The province cannot escape blame. Manitoba Hydro’s own consultants endorsed the generator plan. Premier Wab Kinew, Manitoba’s first First Nations Premier, understands better than most what systemic neglect looks like. Yet his government has allowed this stalemate to continue.
Manitoba has the resources to act now and argue over reimbursement later. Instead, it has stood by while 2,200 First Nations people remain displaced, for governments that claim to champion reconciliation, times like these seem like a performative exercise.

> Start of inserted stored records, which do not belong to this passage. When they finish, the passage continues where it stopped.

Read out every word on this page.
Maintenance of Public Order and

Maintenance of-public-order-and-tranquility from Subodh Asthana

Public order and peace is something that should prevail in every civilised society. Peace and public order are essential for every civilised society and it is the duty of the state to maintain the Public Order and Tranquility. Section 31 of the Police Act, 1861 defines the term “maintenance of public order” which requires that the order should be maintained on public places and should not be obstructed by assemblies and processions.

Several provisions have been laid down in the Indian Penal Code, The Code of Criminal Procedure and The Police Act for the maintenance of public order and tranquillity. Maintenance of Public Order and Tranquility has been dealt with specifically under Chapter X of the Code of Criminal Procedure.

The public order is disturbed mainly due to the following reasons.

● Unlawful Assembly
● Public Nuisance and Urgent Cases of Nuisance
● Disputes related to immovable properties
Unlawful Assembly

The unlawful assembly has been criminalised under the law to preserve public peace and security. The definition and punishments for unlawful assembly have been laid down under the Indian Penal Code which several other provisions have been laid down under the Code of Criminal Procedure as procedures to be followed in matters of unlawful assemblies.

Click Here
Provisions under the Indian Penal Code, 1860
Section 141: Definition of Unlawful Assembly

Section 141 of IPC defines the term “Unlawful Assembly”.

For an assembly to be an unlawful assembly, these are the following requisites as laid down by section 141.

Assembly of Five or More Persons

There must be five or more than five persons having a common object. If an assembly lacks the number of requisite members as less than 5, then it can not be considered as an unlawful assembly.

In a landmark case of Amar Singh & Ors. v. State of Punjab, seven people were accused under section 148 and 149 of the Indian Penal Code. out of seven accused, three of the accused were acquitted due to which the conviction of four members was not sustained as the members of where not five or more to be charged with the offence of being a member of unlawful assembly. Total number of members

Reconciliation is supposed to mean healing, respect, and the rebuilding of trust between Canada and Indigenous peoples. But let us be honest: reconciliation in this country has been watered down to the point of meaninglessness.
It has become a word politicians roll off their tongues in speeches, a word they wear like a badge when the cameras are on. Reports are published, ceremonies are staged, apologies are read from carefully prepared notes. But when the moment comes to act—when reconciliation requires sacrifice, urgency, and real commitment—suddenly the word evaporates.
For Mathias Colomb Cree Nation, reconciliation is not an abstract term. It is a mother trying to keep her children safe in a hotel room. It is an Elder longing to walk the land again. It is a student trying to start school without knowing when they will go home. Reconciliation cannot just be spoken—it must be lived. And right now, it is being denied.
The Chief and Council have already done the heavy lifting. They found the solution, presented the plan, and are prepared to act. The only thing missing is the political courage of those in power.
Canada and Manitoba can end this evacuation today. They can approve the generator plan, bring people home, and show that reconciliation is more than a hollow slogan. Or they can continue to pass the buck and prove, once again, that reconciliation in this country has been emptied of meaning—reduced to little more than a word that looks good on paper and sounds nice in speeches.
The people of Mathias Colomb Cree Nation deserve better. And Canada will never move forward until reconciliation is more than rhetoric.